Former CMHC chair explains why he's 'a bit of a bear' on housing
Rates for 30-year U.S. mortgages tumbled to the lowest on record as fears of a blow to the economy from the coronavirus sent investors rushing to the safety of Treasuries.
The average rate was 3.29 per cent, down from 3.45 per cent last week and the lowest in 49 years of data-keeping, Freddie Mac said in a statement Thursday. The previous low, in November 2012, was 3.31 per cent.
Plunging borrowing costs have set the stage for a spring housing boom and are giving homeowners a fresh opportunity to refinance into cheaper loans. Lenders are staffing up to meet the demand. Quicken Loans Inc., the nation’s largest mortgage lender, said Monday was the busiest day for mortgage applications in the company’s 35-year history.
The spread of the virus has roiled financial markets, hammering stocks and pushing yields for the Treasuries that guide mortgage costs to the lowest on record.

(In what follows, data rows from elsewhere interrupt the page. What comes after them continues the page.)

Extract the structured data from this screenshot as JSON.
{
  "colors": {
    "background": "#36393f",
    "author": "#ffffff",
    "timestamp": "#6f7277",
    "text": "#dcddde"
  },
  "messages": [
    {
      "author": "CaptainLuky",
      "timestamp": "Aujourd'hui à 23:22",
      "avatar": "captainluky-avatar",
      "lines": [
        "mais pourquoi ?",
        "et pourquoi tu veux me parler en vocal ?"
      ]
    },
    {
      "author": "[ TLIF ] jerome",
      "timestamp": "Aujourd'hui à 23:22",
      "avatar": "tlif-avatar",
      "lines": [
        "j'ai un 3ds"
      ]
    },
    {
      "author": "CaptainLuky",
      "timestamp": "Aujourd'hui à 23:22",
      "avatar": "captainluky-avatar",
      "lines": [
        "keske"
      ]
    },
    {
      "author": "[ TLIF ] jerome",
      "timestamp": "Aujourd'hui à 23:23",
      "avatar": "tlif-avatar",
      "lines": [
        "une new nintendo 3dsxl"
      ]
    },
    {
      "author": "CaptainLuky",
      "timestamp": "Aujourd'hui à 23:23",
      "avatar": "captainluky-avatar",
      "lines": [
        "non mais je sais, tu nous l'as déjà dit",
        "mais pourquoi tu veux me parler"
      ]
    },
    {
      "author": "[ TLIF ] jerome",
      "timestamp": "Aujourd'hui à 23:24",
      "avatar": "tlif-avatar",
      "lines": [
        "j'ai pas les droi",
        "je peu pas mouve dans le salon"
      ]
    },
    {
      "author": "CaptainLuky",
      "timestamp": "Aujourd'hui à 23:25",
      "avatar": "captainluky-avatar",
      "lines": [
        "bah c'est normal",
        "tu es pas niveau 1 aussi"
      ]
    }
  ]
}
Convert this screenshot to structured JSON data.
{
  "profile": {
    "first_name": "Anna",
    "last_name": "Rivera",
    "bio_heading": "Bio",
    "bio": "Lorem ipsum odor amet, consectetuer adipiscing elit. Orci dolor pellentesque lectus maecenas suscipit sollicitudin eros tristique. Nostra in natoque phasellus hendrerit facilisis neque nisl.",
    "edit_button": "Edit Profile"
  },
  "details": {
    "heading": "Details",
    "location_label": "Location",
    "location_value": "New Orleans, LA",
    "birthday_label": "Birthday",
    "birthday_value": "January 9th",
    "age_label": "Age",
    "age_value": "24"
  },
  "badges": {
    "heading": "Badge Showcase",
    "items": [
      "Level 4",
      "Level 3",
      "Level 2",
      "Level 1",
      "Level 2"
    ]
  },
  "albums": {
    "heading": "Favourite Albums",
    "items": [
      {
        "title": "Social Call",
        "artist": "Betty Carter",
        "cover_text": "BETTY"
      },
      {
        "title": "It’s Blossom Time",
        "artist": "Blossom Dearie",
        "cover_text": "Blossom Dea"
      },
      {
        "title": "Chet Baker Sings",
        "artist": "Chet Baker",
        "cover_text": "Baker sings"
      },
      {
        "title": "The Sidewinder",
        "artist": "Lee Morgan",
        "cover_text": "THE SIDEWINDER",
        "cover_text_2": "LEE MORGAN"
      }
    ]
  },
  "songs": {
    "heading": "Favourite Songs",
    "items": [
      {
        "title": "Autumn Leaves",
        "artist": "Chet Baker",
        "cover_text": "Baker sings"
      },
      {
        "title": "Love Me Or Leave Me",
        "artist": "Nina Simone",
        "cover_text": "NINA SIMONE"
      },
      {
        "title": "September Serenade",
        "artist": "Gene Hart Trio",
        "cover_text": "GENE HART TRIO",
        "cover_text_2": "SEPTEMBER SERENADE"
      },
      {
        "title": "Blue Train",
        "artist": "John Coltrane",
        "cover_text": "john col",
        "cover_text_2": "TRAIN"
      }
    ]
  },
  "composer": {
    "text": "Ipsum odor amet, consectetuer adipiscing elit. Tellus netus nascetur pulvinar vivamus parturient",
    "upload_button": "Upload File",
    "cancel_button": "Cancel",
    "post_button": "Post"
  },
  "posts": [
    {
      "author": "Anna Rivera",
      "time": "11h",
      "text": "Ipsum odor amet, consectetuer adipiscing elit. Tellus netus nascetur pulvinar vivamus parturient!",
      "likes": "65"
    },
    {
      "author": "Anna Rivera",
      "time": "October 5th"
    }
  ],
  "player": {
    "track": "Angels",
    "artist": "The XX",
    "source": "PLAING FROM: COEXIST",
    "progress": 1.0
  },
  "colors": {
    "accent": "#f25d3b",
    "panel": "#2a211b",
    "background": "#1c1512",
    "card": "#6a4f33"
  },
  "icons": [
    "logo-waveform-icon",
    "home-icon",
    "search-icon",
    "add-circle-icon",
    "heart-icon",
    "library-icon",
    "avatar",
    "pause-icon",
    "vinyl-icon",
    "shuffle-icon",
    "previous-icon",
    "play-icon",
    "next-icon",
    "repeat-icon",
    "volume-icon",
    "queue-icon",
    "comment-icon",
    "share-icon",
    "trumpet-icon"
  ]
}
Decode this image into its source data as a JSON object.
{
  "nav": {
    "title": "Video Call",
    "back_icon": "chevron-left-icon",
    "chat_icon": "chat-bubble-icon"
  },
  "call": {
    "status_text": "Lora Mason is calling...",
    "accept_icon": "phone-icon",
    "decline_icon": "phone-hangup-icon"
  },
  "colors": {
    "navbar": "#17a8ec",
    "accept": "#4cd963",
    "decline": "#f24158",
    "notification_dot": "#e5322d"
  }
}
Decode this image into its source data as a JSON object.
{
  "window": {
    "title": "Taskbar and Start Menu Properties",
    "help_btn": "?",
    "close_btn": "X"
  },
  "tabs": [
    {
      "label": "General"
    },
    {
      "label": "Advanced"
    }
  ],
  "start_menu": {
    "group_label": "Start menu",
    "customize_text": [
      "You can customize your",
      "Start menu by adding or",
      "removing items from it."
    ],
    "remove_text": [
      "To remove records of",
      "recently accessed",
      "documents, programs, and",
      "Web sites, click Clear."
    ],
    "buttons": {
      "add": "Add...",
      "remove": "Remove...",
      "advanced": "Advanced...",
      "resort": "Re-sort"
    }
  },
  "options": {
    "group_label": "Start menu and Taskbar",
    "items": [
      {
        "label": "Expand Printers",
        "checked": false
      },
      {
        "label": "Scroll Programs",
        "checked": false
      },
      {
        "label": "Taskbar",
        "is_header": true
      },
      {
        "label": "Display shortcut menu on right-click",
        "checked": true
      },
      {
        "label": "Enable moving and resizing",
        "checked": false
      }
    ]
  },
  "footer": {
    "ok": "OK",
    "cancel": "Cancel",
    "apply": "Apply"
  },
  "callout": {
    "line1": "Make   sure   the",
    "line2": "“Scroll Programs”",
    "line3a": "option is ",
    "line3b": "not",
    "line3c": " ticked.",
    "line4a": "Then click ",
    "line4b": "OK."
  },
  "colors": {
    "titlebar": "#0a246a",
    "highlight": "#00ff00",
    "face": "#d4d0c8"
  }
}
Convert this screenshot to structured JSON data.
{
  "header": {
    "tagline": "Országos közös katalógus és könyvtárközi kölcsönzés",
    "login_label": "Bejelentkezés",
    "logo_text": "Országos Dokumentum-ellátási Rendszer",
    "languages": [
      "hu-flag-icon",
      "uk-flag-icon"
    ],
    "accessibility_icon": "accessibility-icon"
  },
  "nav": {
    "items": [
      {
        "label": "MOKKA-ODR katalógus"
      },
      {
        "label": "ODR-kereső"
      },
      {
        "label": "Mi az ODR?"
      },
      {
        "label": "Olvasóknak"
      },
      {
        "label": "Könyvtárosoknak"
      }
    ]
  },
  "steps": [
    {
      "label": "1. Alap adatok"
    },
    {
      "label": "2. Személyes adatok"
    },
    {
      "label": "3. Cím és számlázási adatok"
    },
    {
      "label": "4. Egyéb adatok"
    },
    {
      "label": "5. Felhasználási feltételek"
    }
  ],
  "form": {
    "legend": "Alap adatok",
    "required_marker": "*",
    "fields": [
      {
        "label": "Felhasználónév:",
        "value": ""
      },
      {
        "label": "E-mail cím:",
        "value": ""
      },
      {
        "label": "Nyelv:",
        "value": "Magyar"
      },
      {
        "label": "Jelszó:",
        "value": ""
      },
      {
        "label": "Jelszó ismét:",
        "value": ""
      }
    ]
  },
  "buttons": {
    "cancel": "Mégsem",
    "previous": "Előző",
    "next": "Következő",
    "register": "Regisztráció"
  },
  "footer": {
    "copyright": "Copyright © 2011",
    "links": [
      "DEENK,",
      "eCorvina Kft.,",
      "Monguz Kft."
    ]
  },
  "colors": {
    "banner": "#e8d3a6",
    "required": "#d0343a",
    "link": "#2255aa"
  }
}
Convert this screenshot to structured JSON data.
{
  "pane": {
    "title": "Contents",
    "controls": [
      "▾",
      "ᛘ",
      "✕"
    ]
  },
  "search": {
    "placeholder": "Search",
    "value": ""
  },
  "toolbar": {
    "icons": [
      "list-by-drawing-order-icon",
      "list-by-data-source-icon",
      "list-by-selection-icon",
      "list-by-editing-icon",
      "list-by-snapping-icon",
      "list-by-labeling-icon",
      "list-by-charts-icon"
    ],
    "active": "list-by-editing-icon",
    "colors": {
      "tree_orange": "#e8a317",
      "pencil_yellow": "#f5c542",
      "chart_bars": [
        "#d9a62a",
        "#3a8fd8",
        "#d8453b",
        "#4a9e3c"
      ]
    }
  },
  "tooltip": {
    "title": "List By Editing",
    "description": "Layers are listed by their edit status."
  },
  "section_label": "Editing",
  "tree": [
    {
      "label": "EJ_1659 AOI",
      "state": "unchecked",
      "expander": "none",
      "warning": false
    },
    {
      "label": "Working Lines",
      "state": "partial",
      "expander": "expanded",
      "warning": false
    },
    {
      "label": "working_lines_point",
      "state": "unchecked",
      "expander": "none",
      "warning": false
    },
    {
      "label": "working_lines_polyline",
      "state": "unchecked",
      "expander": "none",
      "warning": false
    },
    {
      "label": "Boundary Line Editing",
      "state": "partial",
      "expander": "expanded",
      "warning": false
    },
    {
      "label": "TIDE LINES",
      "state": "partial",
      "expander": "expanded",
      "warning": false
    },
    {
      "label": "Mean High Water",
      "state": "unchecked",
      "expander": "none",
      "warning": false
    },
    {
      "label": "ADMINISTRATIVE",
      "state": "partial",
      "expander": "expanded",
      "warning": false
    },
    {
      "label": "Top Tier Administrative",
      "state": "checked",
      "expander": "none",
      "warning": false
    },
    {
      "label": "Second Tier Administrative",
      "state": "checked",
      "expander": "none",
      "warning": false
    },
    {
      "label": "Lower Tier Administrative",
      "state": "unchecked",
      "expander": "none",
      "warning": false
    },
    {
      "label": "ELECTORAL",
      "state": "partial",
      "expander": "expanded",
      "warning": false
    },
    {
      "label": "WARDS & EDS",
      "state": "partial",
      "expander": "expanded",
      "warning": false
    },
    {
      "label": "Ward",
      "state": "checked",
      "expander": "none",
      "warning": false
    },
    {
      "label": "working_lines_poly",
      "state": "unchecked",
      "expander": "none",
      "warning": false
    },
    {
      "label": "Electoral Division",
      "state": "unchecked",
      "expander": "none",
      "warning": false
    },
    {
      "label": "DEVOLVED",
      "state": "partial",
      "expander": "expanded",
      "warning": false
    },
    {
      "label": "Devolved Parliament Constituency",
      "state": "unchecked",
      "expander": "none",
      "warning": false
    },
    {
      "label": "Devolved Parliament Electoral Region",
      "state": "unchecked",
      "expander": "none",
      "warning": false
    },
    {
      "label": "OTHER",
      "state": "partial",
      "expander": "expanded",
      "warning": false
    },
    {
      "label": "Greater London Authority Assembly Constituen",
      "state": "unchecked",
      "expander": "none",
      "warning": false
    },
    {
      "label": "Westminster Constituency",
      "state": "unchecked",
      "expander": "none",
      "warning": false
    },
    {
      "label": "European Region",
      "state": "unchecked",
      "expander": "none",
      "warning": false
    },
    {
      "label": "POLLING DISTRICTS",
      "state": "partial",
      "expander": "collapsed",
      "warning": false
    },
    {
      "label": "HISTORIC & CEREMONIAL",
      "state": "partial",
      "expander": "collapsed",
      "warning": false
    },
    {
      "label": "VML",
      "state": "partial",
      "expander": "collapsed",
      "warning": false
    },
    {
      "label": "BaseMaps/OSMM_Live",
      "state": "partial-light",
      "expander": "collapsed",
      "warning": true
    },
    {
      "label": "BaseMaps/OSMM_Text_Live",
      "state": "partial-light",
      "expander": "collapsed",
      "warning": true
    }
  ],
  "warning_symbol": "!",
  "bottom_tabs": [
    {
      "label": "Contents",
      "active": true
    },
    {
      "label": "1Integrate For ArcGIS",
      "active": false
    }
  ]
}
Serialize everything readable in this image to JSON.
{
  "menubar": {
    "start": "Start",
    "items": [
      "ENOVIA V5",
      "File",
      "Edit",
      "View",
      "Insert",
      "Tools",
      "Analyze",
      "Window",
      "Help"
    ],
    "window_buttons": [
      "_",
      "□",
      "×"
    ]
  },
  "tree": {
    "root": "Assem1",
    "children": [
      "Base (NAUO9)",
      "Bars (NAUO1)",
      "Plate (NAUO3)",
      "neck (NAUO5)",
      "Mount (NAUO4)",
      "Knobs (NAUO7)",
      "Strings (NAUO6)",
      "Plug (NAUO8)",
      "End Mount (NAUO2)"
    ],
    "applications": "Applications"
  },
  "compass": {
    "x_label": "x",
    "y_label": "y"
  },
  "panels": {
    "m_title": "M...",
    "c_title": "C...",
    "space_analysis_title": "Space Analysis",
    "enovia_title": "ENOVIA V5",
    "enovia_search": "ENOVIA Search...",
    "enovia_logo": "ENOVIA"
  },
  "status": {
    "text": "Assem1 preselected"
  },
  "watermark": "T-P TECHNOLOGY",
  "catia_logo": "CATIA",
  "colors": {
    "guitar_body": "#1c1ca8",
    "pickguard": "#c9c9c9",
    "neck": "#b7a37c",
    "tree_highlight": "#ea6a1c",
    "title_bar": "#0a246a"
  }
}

The Federal Reserve on Tuesday slashed its benchmark lending rate by half a percentage point in its first emergency move since 2008.
Mortgage rates will probably fall more and then hit a floor, said Matthew Pointon, U.S. property economist at Capital Economics Ltd.
“I don’t think it’s going to go below three per cent,” he said. “Banks already have a surge in demand -- they don’t want to attract new customers.”
At the current average rate, the monthly payment on a US$300,000, 30-year loan would be US$1,312. That’s down from US$1,504 a year ago, when the rate was 4.41 per cent.